Mais sa chaîne d’approvisionnement est elle aussi «entachée par des niveaux complexes de criminalité organisée», notamment «l’exploitation minière illégale, la contrebande et la collusion entre mineurs illégaux, bandes criminelles organisées et acteurs étatiques», notait en juin 2024 Oluwole Ojewale, chercheur à l’Enact, un observatoire de lutte contre le crime organisé transnational en Afrique.

En 2019, le gouvernement congolais a créé une autorité de régulation des minerais stratégiques, l’Arecoms, et tenté de réglementer le secteur des mines artisanales en y interdisant notamment le travail des enfants et femmes enceintes ou en imposant des études d’impact environnementales ainsi que des mesures de traçabilité.

Il a en outre confié le monopole de la commercialisation du cobalt issu d’extraction artisanale et semi-industrielle (ASM) à une entreprise publique, l’EGC. Un récent décret, fin février, a prolongé ce monopole, jamais réellement appliqué.

«Risques importants»

«L’Etat n’a pas la capacité de contrôler et de faire respecter les règles» qu’il édicte, constate Oluwole Ojewale.
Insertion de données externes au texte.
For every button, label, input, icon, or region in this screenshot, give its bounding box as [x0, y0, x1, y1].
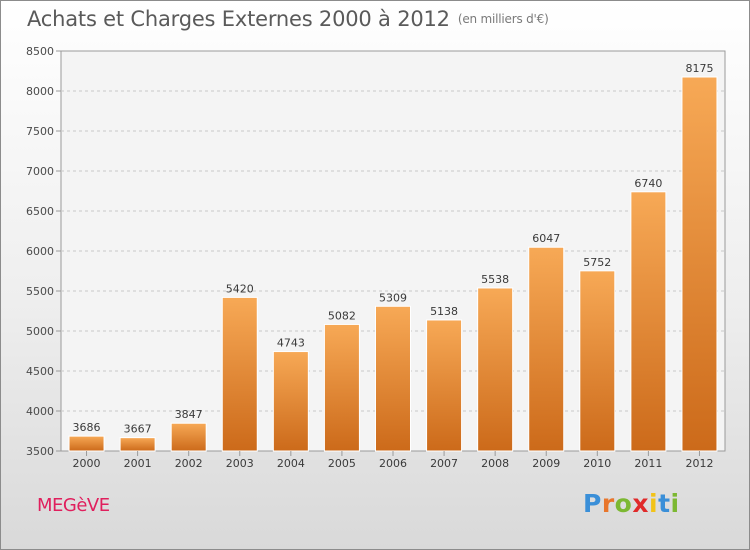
- x-tick-label: 2008: [481, 457, 509, 470]
- x-axis-ticks: 2000 2001 2002 2003 2004 2005 2006 2007 2008 2009…: [73, 451, 713, 470]
- data-label: 5752: [583, 256, 611, 269]
- y-tick-label: 7500: [26, 125, 54, 138]
- logo-letter: x: [632, 489, 649, 518]
- y-tick-label: 7000: [26, 165, 54, 178]
- bar: [681, 76, 718, 452]
- y-tick-label: 6500: [26, 205, 54, 218]
- bar: [323, 323, 360, 452]
- x-tick-label: 2006: [379, 457, 407, 470]
- data-label: 6740: [634, 177, 662, 190]
- chart-subtitle: (en milliers d'€): [457, 12, 549, 26]
- x-tick-label: 2002: [175, 457, 203, 470]
- logo-letter: r: [601, 489, 615, 518]
- data-label: 3847: [175, 408, 203, 421]
- x-tick-label: 2007: [430, 457, 458, 470]
- y-tick-label: 4000: [26, 405, 54, 418]
- bar: [630, 191, 667, 452]
- bar: [170, 422, 207, 452]
- data-label: 5138: [430, 305, 458, 318]
- bar: [579, 270, 616, 452]
- x-tick-label: 2003: [226, 457, 254, 470]
- logo-letter: o: [614, 489, 633, 518]
- data-label: 5309: [379, 291, 407, 304]
- bar: [68, 435, 105, 452]
- data-label: 4743: [277, 337, 305, 350]
- logo-letter: t: [658, 489, 671, 518]
- logo-letter: P: [583, 489, 602, 518]
- y-tick-label: 4500: [26, 365, 54, 378]
- data-label: 6047: [532, 232, 560, 245]
- data-label: 3667: [124, 423, 152, 436]
- logo-letter: i: [649, 489, 659, 518]
- data-label: 5420: [226, 282, 254, 295]
- proxiti-logo: Proxiti: [583, 489, 680, 518]
- data-label: 5538: [481, 273, 509, 286]
- bars: [68, 76, 718, 452]
- x-tick-label: 2001: [124, 457, 152, 470]
- y-tick-label: 3500: [26, 445, 54, 458]
- y-tick-label: 8000: [26, 85, 54, 98]
- x-tick-label: 2000: [73, 457, 101, 470]
- y-tick-label: 5000: [26, 325, 54, 338]
- chart-title: Achats et Charges Externes 2000 à 2012 (e…: [27, 7, 549, 31]
- x-tick-label: 2012: [685, 457, 713, 470]
- x-tick-label: 2004: [277, 457, 305, 470]
- y-tick-label: 6000: [26, 245, 54, 258]
- city-name: MEGèVE: [37, 495, 110, 516]
- x-tick-label: 2011: [634, 457, 662, 470]
- bar: [375, 305, 411, 452]
- bar: [528, 246, 565, 452]
- data-label: 8175: [685, 62, 713, 75]
- y-tick-label: 8500: [26, 45, 54, 58]
- logo-letter: i: [670, 489, 680, 518]
- x-tick-label: 2010: [583, 457, 611, 470]
- x-tick-label: 2009: [532, 457, 560, 470]
- data-labels: 3686 3667 3847 5420 4743 5082 5309 5138 5538 6047…: [73, 62, 714, 436]
- bar: [221, 296, 258, 452]
- data-label: 5082: [328, 309, 356, 322]
- chart-title-text: Achats et Charges Externes 2000 à 2012: [27, 7, 450, 31]
- bar: [477, 287, 514, 452]
- bar: [119, 437, 156, 452]
- bar: [426, 319, 463, 452]
- data-label: 3686: [73, 421, 101, 434]
- bar: [272, 351, 309, 452]
- x-tick-label: 2005: [328, 457, 356, 470]
- y-tick-label: 5500: [26, 285, 54, 298]
- y-axis-ticks: 3500 4000 4500 5000 5500 6000 6500 7000 7500 8000…: [26, 45, 61, 458]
Et les ONG continuent de dénoncer emploi des enfants, conditions de travail dangereuses et corruption dans les mines artisanales.

La part du cobalt issue de l’extraction artisanale est «très difficile à évaluer précisément», selon Robert Searle, qui estime qu’elle a chuté ces dernières années et représente entre 3% et 5% de la production totale en 2024.

On peut «raisonnablement dire» que l’extraction artisanale, potentiellement exportée illégalement, «n’est pas responsable de l’excédent d’offre».

La suspension des exportations a commencé à faire remonter les prix, particulièrement sur le marché chinois. La Chine dispose de stocks mais les entreprises les estiment insuffisants pour couvrir les quatre mois de suspension et, faute de fournisseurs alternatifs, les prix pourraient s’emballer au 2e trimestre, estime Robert Searle.

Mais cette politique comporte des risques pour la RDC, prévient l’analyste. Cette interdiction «a pris par surprise» les entreprises chinoises ayant «investi des milliards de dollars dans l’industrie minière congolaise» et «pourrait freiner des investissements supplémentaires». Mais aussi refroidir les potentiels investisseurs occidentaux que la RDC tente d’attirer.

En outre, «une hausse des prix du cobalt et des perturbations (d’approvisionnement) pourraient entraîner une plus grande utilisation de batteries avec des technologies utilisant moins de cobalt ou des batteries LFP» sans cobalt dans les prochaines années, souligne M. Searle.